Indústrias que não se adaptam ao novo mercado "VÃO QUEBRAR"
- Valdir Chinchio Júnior

- há 21 horas
- 3 min de leitura
A transformação digital mudou o comportamento dos compradores e redefiniu as regras das vendas B2B.

A pandemia acelerou uma mudança que já estava em andamento. Especialistas estimam que a transformação digital avançou em poucos anos o equivalente a décadas em diversos setores. Empresas e consumidores foram obrigados a aprender novas formas de comprar, vender, trabalhar e se relacionar.
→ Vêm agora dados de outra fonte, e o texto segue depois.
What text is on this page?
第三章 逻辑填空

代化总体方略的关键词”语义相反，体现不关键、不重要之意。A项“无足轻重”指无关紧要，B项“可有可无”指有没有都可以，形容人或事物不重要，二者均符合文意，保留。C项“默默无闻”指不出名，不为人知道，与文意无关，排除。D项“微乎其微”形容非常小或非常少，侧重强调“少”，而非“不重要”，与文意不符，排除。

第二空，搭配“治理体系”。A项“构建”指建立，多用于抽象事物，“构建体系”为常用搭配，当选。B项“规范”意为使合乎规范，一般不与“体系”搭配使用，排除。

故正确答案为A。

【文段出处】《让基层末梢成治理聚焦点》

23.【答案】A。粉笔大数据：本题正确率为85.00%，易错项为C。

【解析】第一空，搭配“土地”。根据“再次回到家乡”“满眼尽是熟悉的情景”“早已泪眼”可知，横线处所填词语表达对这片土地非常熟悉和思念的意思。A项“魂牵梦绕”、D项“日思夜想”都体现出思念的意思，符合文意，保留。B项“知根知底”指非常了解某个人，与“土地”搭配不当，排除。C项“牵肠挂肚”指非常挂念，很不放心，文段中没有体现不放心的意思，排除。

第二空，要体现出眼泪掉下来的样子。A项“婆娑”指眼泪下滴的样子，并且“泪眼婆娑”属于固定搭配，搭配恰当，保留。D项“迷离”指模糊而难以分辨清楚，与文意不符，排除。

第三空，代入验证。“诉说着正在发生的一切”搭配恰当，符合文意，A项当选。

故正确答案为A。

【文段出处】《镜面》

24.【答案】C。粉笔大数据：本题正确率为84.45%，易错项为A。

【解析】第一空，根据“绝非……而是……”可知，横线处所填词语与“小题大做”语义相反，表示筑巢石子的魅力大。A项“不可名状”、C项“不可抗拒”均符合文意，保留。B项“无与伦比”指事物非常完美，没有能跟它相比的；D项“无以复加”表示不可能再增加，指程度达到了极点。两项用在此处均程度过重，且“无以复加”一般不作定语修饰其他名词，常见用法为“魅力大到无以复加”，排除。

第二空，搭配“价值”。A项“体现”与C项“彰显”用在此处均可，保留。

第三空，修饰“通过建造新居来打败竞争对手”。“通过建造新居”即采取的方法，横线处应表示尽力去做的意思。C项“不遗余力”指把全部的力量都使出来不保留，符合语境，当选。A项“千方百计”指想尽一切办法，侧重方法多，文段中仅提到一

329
O resultado é um mercado completamente diferente do que existia até 2020. Enquanto algumas indústrias aproveitaram essa oportunidade para modernizar seus processos comerciais, outras continuam operando como se nada tivesse mudado. Em muitos casos, isso tem significado perda de competitividade, redução das vendas e dificuldade para crescer.
O comprador mudou — e dificilmente voltará ao modelo antigo
Há poucos anos, era comum que negociações B2B começassem com ligações telefônicas, troca de e-mails e visitas presenciais. Hoje, essa jornada é muito diferente.
O comprador pesquisa fornecedores na internet, consulta avaliações, compara soluções e, muitas vezes, prefere uma reunião por videoconferência antes mesmo de considerar um encontro presencial.
Além disso, o celular tornou-se o principal canal de comunicação. Aplicativos de mensagens ganharam espaço nas conversas comerciais, enquanto ligações inesperadas e campanhas tradicionais de e-mail marketing apresentam taxas de resposta cada vez menores em diversos segmentos.
Isso não significa que e-mail ou visitas presenciais deixaram de existir, mas eles passaram a fazer parte de uma estratégia comercial mais ampla, integrada a canais digitais e novas formas de relacionamento.
A concorrência deixou de ser regional
Outro impacto importante da transformação digital foi o aumento da concorrência.
Antes, muitas indústrias competiam principalmente dentro de sua região. Hoje, melhorias na logística, transportadoras mais eficientes, marketplaces e ferramentas digitais permitem que empresas atendam clientes em praticamente qualquer lugar do país.
Na prática, um cliente em São Paulo pode comprar de uma indústria localizada em Santa Catarina, Minas Gerais ou Ceará sem nunca visitar a fábrica.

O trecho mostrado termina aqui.